A K-NITE to remember
K-NITE is one of the largest events that the Brandeis Korean Students Association holds every year. This year, KSA chose the theme of butterflies, or “Nabi,” to represent the hard yet beautiful transition that everyone has to go through in life, to say farewell to the graduating senior class, to wish the best for everyone going through hardships and to ultimately become a better version of themselves.
K-NITE kicked off with a unique E-board video, showing the audience several different skits that highlighted aspects of Korean culture with meticulously designed content, from Korean food culture to K-drama. One of the clips included featured reactions to an extremely spicy ramen taste test. Other clips included a “vlog” of a stereotype of Korean students’ “luxury life,” a K-drama scene of “Rich Mom & Poor Stepson,” directed and filmed by E-board members, another K-drama scene of “My Instant Pet Boyfriend & Me” and a lovely K-pop music video cover of “Blue-Velvet debut.” Each skit featured an aspect of Korean culture, popular with young Koreans and people from all over the world. The two K-drama scenes captured a K-drama fan’s heart — especially “Rich Mom & Poor Stepson.” It featured the most frequently repeated scene in family ethics dramas, which often take place in K-drama chaebol (extremely wealthy families). The exaggerated styles of acting brought laughter from many in the audience.

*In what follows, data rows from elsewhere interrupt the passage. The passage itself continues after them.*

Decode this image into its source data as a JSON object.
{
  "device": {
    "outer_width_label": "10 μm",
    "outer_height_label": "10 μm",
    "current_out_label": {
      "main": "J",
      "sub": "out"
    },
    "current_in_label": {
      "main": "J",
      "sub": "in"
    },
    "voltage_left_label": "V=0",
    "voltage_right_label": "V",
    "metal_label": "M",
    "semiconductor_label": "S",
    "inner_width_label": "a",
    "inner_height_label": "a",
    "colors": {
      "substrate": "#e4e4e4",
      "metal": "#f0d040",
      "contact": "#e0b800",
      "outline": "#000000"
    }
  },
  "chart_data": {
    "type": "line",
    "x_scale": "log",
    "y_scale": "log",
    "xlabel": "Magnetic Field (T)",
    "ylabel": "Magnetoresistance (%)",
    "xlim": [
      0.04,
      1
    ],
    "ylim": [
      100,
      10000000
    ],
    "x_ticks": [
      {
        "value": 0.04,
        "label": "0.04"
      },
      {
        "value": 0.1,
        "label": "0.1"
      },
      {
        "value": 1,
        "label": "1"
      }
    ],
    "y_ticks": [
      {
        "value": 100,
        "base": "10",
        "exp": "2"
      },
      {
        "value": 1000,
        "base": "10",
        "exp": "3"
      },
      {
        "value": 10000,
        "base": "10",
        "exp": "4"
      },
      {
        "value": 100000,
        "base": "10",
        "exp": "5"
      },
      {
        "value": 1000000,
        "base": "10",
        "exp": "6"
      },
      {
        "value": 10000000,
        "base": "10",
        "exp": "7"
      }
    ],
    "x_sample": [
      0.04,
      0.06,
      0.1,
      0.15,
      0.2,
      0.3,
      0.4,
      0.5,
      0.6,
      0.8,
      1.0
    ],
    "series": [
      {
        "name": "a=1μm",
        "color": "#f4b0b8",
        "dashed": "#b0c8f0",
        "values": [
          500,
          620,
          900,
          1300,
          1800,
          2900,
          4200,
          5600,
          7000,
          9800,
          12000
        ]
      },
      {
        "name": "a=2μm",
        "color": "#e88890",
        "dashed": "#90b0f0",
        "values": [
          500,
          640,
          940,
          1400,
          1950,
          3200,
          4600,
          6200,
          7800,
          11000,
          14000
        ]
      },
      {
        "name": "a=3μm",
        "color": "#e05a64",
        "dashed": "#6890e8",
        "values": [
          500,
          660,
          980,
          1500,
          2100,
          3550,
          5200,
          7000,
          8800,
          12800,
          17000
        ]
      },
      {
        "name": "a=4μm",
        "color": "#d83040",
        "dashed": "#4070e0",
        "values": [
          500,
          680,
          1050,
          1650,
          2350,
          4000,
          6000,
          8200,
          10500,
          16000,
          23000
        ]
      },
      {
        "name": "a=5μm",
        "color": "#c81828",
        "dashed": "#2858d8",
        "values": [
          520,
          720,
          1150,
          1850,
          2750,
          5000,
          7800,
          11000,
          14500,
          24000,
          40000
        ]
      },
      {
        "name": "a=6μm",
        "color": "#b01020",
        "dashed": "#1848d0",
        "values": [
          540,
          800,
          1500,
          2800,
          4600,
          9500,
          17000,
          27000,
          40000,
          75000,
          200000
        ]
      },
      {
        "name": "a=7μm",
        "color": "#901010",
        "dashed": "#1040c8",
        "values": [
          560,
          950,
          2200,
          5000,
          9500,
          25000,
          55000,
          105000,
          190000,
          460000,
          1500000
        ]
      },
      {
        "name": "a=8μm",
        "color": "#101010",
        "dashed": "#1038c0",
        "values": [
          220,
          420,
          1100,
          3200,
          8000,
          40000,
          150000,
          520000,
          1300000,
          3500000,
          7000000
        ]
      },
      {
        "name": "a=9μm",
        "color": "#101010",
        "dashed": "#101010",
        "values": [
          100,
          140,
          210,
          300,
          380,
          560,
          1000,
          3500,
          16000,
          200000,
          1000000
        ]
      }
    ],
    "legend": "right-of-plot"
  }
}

The activity was a fusion of K-pop and traditional Korean culture. Students, including KSA members and volunteer dancers, performed several group dances that represented K-pop culture and ignited the atmosphere right away. The dances, “Fancy” and “Yes or Yes,” from popular K-pop girls idol group Twice, energized the audience with their brisk melodies and lively dance moves. “Idol” and “Kill This Love,” from the world-famous K-pop groups BTS and Black Pink, struck the audience with powerful moves and strong rhythm. Audience members swayed glow sticks to the rhythm and responded positively to the event. Applause thundered through Levin Ballroom at the conclusion of each act.
KSA also designed stages of soft Korean pop music between the dances. Songs such as “Nose, Eyes, Lips” and “Stay With Me” are very popular among Asian audiences. Many in the audience started to sing along with the performers on stage. Another song, “Shabang, Shabang,” by Korean trot song singer Park Hyun-bin, gave the performance an air of happiness with its repetitive two-beat rhythm. Dances representing traditional Korean culture combined the element of Talchum, a type of traditional Korean dance performance with masks, to the rhythmic modern music.
Between performances, there were bits in which two audience members were invited on stage to participate in a quick quiz on Korean culture or KSA. Those who won received cute LINE Friends regalia, which is a series of popular cartoon characters. It was an opportunity for the audience to learn trivia about Korean culture, such as who was the founder of the Korean language (the answer is King Sejong).
KSA decorated a dreamy scene at Levin Ballroom. One hundred paper butterflies were hung from two corners of the room. The stage was decorated with hand-carved paper flowers and painted signs. Even the tables were sprinkled with small pieces of paper with metallic shine and lit by transparent glass jars that had flowers inside and were strung with lights.
K-NITE was a cultural feast, not only for Korean students and K-drama fans, but also for the whole student population, including people who had not been previously exposed to Korean culture. The KSA put tremendous effort into arranging the performances and setting up the stage. To better immerse the audience in the activity, KSA even projected lyrics of songs on the screen during performances. I could really feel the love KSA members have and I sincerely hope that their wish for this event will come true: that everyone can fly into their futures like butterflies.